The plans called for three large buildings on West Ninth Street, and Marous said there were enough pre-sales to break ground. But the company instead decided to focus on projects that could be built in smaller, less-expensive phases, such as the Battery Park development under construction near the Detroit-Shoreway neighborhood on Cleveland's West Side.
District Park "is definitely in our forecast for the future," Marous said.
One block away from where District Park is planned is the recently opened Pinnacle, developer Gus Georgalis' 14-floor building atop a parking garage, with 80 for-sale units. Georgalis said he has sold 55 of them. Prices range from $350,000 for a unit on one of the lower floors to $1.5 million for a penthouse loft overlooking Lake Erie.
"The market is there," said Georgalis, who boasted that he has sold units to lawyers, business consultants and Browns cornerback Gary Baxter.
But more rides on projects such as Zaremba's, which with a combination of lofts, townhouses and penthouses could erase a dreary stretch of parking lots.

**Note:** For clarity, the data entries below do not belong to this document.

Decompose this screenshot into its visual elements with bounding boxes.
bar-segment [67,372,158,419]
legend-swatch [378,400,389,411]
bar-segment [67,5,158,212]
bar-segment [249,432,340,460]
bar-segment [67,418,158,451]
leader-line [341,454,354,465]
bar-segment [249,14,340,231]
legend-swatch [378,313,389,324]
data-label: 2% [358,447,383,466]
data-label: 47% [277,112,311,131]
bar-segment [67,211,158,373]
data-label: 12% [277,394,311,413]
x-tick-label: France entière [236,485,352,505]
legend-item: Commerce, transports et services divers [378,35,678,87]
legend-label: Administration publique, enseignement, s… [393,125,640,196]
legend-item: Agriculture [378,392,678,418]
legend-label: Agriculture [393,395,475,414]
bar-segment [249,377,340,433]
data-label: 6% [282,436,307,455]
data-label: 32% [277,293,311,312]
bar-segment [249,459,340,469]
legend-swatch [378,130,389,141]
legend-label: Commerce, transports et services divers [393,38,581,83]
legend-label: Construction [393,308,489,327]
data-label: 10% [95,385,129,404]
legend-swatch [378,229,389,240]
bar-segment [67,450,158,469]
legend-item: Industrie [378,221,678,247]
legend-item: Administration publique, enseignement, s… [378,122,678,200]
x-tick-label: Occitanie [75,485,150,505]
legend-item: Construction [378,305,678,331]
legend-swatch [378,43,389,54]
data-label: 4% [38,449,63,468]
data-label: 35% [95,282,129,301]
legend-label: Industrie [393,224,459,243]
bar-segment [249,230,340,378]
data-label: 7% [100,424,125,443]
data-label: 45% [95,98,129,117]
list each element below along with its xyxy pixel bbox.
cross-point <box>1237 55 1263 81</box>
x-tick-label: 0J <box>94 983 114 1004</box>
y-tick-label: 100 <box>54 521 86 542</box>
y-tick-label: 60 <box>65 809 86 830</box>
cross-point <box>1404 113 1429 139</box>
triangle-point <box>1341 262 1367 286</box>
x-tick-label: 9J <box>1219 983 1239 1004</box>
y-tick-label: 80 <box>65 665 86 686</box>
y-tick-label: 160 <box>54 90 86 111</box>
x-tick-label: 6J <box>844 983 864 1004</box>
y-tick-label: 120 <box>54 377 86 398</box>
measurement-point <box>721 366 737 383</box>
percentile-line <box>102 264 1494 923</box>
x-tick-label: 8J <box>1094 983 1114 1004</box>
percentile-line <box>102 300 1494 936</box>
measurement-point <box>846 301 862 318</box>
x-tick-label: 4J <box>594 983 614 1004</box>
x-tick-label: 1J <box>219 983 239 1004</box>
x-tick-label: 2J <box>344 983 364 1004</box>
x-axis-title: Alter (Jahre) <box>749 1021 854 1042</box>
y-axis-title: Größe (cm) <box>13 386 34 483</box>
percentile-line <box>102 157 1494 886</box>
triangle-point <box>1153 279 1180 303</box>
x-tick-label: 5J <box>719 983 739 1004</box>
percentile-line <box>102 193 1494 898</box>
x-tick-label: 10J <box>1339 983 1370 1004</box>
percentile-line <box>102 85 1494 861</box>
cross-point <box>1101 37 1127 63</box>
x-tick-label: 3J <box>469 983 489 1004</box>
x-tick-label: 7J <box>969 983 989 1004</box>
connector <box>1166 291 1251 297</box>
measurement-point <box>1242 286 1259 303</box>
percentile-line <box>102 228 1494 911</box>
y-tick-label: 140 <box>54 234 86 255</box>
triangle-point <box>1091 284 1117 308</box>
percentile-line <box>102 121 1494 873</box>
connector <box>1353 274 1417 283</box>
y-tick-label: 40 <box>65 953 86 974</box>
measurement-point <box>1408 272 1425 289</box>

"It's a part of downtown that's been fast asleep for a while, and Nate is waking it up," said City Councilman Joe Cimperman, whose ward includes downtown.
Zaremba's project also could inspire more retailers to open stores in the neighborhood.
Downtown boosters were ecstatic in late 2004 when an independent grocery store opened in the Warehouse District. But downtown's two shopping malls - Tower City Center and the Galleria - are struggling. It's a bit of a chicken-and-egg problem: Some people are uncomfortable living downtown without proximity to retail, and retailers are uncomfortable opening stores in neighborhoods without enough residents to support them.
"To support retail, you need to get more people in or get richer people in," said David O'Neill, managing director for Colliers Ostendorf-Morris, a commercial real estate services firm in Cleveland.
That's why you can bet Wolstein and Stark are eager to see the Avenue District succeed. Each of their developments involves substantial retail components.
"I wish this project success and am pleased it's off to a good start," Wolstein said through his publicist, Nancy Lesic. "The Avenue District offers a new, high-quality residential product downtown, and if it succeeds, it will only help to strengthen the demand" for downtown housing.
In the meantime, Zaremba said to expect what he calls an aggressive "guerrilla" marketing campaign to win over those who "don't think the East Side of downtown is a nice place to live." With 23 presales in less than 3½ months, he thinks he's off to a "remarkable" start.
"Cleveland is at a crossroads," Zaremba said. "It's either going to become a bigger Buffalo or the next Minneapolis."